B= low end RAID controllers can be obtained for a few $100's. But even
amongst them, a $600+ card does not perform 3-6x better than a
$100-$200 card. When the low end HW is not enough, the next step in
price is to ~$10K+ (ie Xyratex), and the ones after that are to ~$100K+
(ie NetApps) and ~$1M+ (ie EMC, IBM, etc). None of these ~10x steps
in price results in a ~10x increase in performance.
Your statement is clearly false in terms of HW based RAID performance.
C= A commodity AMD64 mainboard with a dual channel DDR PC3200
RAM subsystem has 6.4GBps of bandwidth. These are as common
as weeds and almost as cheap: www.pricewatch.com
Your statement about commodity systems main memory bandwidth
being "severely taxed at 1GBps" is clearly false.
D= Xyratecs makes RAID HW for NetApps and EMC. NONE of their
current HW can deliver 1GBps. More like 600-700MBps. Engino and
Dot Hill have similar limitations on their current products. No PCI or
PCI-X based HW could ever do more than ~800-850MBps since
that's the RW limit of those busses.

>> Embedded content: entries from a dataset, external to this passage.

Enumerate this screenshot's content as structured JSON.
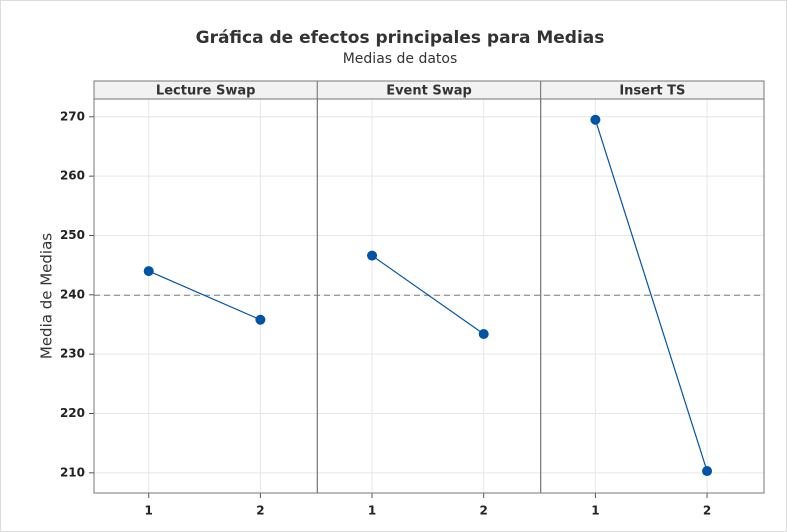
{
  "chart_data": {
    "type": "line",
    "title": "Gráfica de efectos principales para Medias",
    "subtitle": "Medias de datos",
    "ylabel": "Media de Medias",
    "ylim": [
      206.6,
      273
    ],
    "yticks": [
      210,
      220,
      230,
      240,
      250,
      260,
      270
    ],
    "grid": true,
    "color": "#0054a6",
    "reference_line": 239.9,
    "panels": [
      {
        "name": "Lecture Swap",
        "categories": [
          "1",
          "2"
        ],
        "values": [
          244,
          235.8
        ]
      },
      {
        "name": "Event Swap",
        "categories": [
          "1",
          "2"
        ],
        "values": [
          246.6,
          233.4
        ]
      },
      {
        "name": "Insert TS",
        "categories": [
          "1",
          "2"
        ],
        "values": [
          269.5,
          210.3
        ]
      }
    ]
  }
}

Next Gen products are likely to
2x those limits and cross the 1GBps barrier based on ~90MBps SAS
or FC HD's and PCI-Ex8 (2GBps max) and PCI-Ex16 (4GBps max).
Note that not even next gen or 2 gens from now RAID HW will be
able to match the memory bandwidth of the current commodity
memory subsystem mentioned in "C" above.
Your statement that one can achieve a HD IO rate that will tax RAM
bandwidth at modest cost is clearly false.
QED Your statement is false on all counts and in all respects.
>I have one array that can supply this rate and it has only 15 disks. It
>would fit on my desk. I think your dire talk about the limits of
>science and engineering may be a tad overblown.
Name it and post its BOM, configuration specs, price and ordering
information. Then tell us what it's plugged into and all the same
details on _that_.
If all 15 HD's are being used for one RAID set, then you can't be
using RAID 10, which means any claims re: write performance in
particular should be closely examined.
A 15 volume RAID 5 made of the fastest 15Krpm U320 or FC HDs,
each with ~85.9MBps ASTR, could in theory do ~14*85.9=
~1.2GBps raw ASTR for at least reads, but no one I know of makes
commodity RAID HW that can keep up with this, nor can any one
PCI-X bus support it even if such commodity RAID HW did exist.
Hmmm. SW RAID on at least a PCI-Ex8 bus might be able to do it if
we can multiplex enough 4Gbps FC lines (4Gbps= 400MBps => max
of 4 of the above HDs per line and 4 FC lines) with low enough latency
and have enough CPU driving it...Won't be easy nor cheap though.